Question

If an integer is to be randomly selected from set M above and an integer is to be randomly selected from set T above, what is the probability that the product of the two integers will be negative?

A. 0
B. 1/3
C. 2/5
D. 1/2
E. 3/5

Answer 1

D.
`(1)/(2)`

Explanation:

Given:

Set M = {-6, -5, -4, -3, -2}

Set T = {-2, -1, 0, 1, 2, 3}

Now, the product of two numbers is negative only if the numbers choses are of opposite sign.
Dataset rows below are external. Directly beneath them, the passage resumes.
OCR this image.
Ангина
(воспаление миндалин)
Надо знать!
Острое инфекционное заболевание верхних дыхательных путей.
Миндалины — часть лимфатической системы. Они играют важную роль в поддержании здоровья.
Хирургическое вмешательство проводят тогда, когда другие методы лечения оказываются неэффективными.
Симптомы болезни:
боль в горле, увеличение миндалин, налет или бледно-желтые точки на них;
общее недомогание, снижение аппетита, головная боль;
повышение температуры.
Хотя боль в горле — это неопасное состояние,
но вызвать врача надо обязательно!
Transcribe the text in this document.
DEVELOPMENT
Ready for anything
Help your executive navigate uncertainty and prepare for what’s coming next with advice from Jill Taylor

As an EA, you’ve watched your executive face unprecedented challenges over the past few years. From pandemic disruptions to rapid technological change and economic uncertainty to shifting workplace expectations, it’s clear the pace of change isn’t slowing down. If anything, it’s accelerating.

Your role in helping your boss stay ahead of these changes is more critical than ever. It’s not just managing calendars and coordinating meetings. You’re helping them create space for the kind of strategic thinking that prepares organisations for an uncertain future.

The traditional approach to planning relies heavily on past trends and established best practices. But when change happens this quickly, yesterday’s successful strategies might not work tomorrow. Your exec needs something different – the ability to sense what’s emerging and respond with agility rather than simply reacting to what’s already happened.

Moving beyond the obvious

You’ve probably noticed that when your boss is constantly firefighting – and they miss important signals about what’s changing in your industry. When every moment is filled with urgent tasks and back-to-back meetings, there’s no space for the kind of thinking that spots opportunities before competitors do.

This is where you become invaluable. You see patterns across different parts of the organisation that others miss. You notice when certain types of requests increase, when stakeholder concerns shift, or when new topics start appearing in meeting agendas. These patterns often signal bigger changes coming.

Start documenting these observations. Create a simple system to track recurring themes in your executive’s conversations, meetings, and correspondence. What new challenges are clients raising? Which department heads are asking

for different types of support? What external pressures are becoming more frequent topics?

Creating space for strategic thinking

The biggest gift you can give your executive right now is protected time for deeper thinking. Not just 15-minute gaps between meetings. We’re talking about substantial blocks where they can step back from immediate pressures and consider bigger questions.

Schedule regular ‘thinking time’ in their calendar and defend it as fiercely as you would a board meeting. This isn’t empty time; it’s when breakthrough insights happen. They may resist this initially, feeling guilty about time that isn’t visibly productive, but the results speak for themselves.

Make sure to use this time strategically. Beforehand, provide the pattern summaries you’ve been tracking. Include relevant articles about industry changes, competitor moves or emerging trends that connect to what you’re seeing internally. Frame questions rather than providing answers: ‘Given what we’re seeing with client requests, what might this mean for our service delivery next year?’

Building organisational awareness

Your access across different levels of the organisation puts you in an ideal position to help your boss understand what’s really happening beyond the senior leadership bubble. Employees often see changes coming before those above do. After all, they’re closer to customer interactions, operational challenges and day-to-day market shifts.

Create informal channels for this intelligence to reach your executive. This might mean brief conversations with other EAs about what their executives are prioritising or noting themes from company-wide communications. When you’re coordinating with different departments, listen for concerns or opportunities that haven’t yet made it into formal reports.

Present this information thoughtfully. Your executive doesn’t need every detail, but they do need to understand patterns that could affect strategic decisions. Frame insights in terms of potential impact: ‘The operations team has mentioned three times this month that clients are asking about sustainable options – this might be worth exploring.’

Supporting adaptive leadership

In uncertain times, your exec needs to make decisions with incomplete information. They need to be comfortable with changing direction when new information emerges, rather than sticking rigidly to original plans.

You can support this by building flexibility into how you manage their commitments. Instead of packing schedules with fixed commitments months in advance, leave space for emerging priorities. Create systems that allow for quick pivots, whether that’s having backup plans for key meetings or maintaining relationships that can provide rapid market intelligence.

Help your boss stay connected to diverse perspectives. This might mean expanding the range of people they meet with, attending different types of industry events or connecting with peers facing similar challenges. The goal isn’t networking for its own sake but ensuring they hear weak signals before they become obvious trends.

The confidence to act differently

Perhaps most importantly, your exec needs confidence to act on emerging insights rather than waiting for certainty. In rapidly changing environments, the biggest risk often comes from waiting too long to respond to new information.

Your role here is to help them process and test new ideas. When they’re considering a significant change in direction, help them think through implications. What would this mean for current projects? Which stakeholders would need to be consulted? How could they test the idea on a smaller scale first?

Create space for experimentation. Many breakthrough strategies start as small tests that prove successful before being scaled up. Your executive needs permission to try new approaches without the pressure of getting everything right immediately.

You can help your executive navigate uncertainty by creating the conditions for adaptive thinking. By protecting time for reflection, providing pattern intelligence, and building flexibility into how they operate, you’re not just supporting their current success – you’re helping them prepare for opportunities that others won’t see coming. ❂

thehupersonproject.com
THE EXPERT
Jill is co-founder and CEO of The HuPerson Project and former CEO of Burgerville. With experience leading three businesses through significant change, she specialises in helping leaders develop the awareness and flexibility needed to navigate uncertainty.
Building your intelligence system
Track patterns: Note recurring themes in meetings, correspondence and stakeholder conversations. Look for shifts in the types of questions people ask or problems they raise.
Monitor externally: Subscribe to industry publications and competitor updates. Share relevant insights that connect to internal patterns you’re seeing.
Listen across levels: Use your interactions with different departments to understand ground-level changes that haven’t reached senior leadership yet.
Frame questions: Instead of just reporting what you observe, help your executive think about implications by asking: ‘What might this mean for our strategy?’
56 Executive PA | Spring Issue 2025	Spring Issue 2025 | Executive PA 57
A negative number is a number less than 0. A positive number is a number greater than 0.

So, the set M has all numbers as negative.

Set T has 2 negative and 4 positive numbers.

Now, probability of choosing a negative number from set M is 1 as all the numbers are negative. So,

`P(negative)=1`

Now, we need to find the probability of choosing a positive number from set T.

Set T has 3 positive numbers out of total 6 numbers.

Therefore, the probability of choosing a positive number from set T is given as:

`P(positive)=\frac{\textrm{Number of positive numbers}}{\textrm{Total number}}\\\\P(positive)=(3)/(6)=(1)/(2)`

Therefore, the probability that the product of the two integers will be negative is obtained by the product of the individual probabilities. This gives,

`P(negative\ product)=P(positive)\cdot P(negative)\\\\P(negative\ product)=(1)/(2)\cdot 1=(1)/(2)`

Therefore, the correct answer is option D.